C'est au cours de l'été 1948, au festival de Venise, que l'idée de ce ciné-club est lancée par Jean
Cocteau, Orson Welles et André Bazin.
En avril 1949, Jean Cocteau lance l'idée d'un "Festival du Film Maudit" à Biarritz, afin de
mettre en lumière des films que leur court métrage ou leur indifférence aux censures et aux
exigences de l'exploitation maudissent.
JEAN COCTEAU |
Ce festival se veut "réactionnaire", en opposition aux festivals de Cannes et de Venise, jugés
commerciaux ou politiques.
Le festival est préparé par le cercle cinéphile Objectif 49, dans un bureau de la Maison
Gallimard, dans le 7ème arrondissement de Paris, par Jean Cocteau et ses ami(e)s.
Il est prévu à Biarritz, du 29 juillet au 5 août 1949.
Il n'y aura qu'un seul prix fixé à un million d'anciens francs, attribué à un film non commercial.
Quant aux vedettes, sont prévues Marlene Dietrich, Gérard Philippe et surtout Orson Welles.
Cannes ayant été préféré à Biarritz pour accueillir le festival du film international, Biarritz est le
"cadre idéal au complot cinématographique". De plus, le président du syndicat d'initiative, le
marquis Pierre d'Arcangues, qui devient le principal mécène du festival, est un ami de Jean
Cocteau.
Après un court trimestre de préparation, le festival peut commencer.

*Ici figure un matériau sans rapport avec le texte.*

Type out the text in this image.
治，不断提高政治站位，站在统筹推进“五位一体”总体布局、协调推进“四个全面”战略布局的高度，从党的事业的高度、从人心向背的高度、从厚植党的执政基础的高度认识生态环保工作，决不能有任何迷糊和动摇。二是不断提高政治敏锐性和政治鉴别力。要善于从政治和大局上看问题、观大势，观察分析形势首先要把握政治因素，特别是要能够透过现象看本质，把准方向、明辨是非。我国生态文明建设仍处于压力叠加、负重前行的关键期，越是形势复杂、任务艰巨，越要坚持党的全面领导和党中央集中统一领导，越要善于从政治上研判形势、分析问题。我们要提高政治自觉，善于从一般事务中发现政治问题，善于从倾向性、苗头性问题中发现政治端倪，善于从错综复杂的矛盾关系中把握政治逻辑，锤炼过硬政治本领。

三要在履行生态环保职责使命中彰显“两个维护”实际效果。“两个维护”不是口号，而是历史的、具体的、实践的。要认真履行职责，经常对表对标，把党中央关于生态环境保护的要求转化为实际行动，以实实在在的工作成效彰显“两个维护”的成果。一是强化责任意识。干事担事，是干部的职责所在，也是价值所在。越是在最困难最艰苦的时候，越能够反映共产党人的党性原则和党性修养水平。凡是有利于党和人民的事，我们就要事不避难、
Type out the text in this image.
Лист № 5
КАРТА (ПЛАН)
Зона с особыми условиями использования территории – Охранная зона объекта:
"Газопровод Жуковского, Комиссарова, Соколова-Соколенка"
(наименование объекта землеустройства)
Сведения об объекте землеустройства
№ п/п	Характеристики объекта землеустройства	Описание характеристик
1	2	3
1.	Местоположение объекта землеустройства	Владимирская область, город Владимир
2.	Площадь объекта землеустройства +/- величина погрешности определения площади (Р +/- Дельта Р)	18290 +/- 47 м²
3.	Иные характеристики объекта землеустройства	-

La première liste des films
prévus a été un peu modifiée. Les vedettes attendues se sont décommandées et d'autres
personnalités les remplacent, comme Graham Greene.
Le festival est déclaré ouvert le vendredi 29 juillet 1949 et son jury n'est composé que de
membres d'Objectif 49, hormis Jean-Georges Auriol, critique de cinéma et scénariste.
La municipalité de Biarritz et le marquis d'Arcangues ont mis à disposition le Casino Municipal
pour projeter les films et l'école hôtelière de la ville offre 25 chambres pour recevoir des
journalistes.
La presse parisienne, avec Le Figaro, Le Parisien Libéré, Le Monde, Combat et d'autres, est
présente et suit le festival.
Le samedi 30 juillet, journalistes et photographes sont convoqués sur la plage et la séance de
presse se passe en smoking, les pieds dans l'eau.
Le côté "sulfureux" de ce festival attire l'attention du Ministre de l'Intérieur Jules Moch, avec
une menace de censure puis par le seul envoi d'un observateur.
JULES MOCH MINISTRE DE L'INTERIEUR 1950 |
Pendant la semaine que dure le festival, 20 longs métrages sont présentés, qui peuvent être divisés
en 3 catégories : films d'amateurs, films maudits (injustement boudés par le public), et films
inédits qui concernent essentiellement des films étrangers dont les producteurs craignent l'échec
commercial en France. Parmi ces films, il y a 11 onze films américains, 4 français, 3 italiens et 2
allemands.
Chaque journée est organisée en fonction des trois catégories : les matinées sont réservées à la projection des films d'amateurs et expérimentaux, généralement des courts métrages. L'après-midi, les films maudits et méconnus sont à l'honneur. Enfin, la séance du soir est consacrée aux films inédits. Immédiatement, André Bazin cherche la rencontre avec le public en organisant quotidiennement de 15 à 16 heures, au casino municipal, un débat autour des films vus la veille.
CRITIQUE DE CINEMA ANDRE BAZIN |
Parfois, le dialogue s'engage aussitôt après les projections. Cette séance devient un rituel du public dont Bazin relate l'engouement dans l'Écran français, soulignant que "l'essentiel du festival n'aura pas été sur l'écran mais dans la salle". Certains cinéastes se confrontent directement au public, tel Jean Grémillon dont on présente Lumière d'été. Jean Cocteau vient lui aussi disserter de la malédiction de ces films jugés ici en appel.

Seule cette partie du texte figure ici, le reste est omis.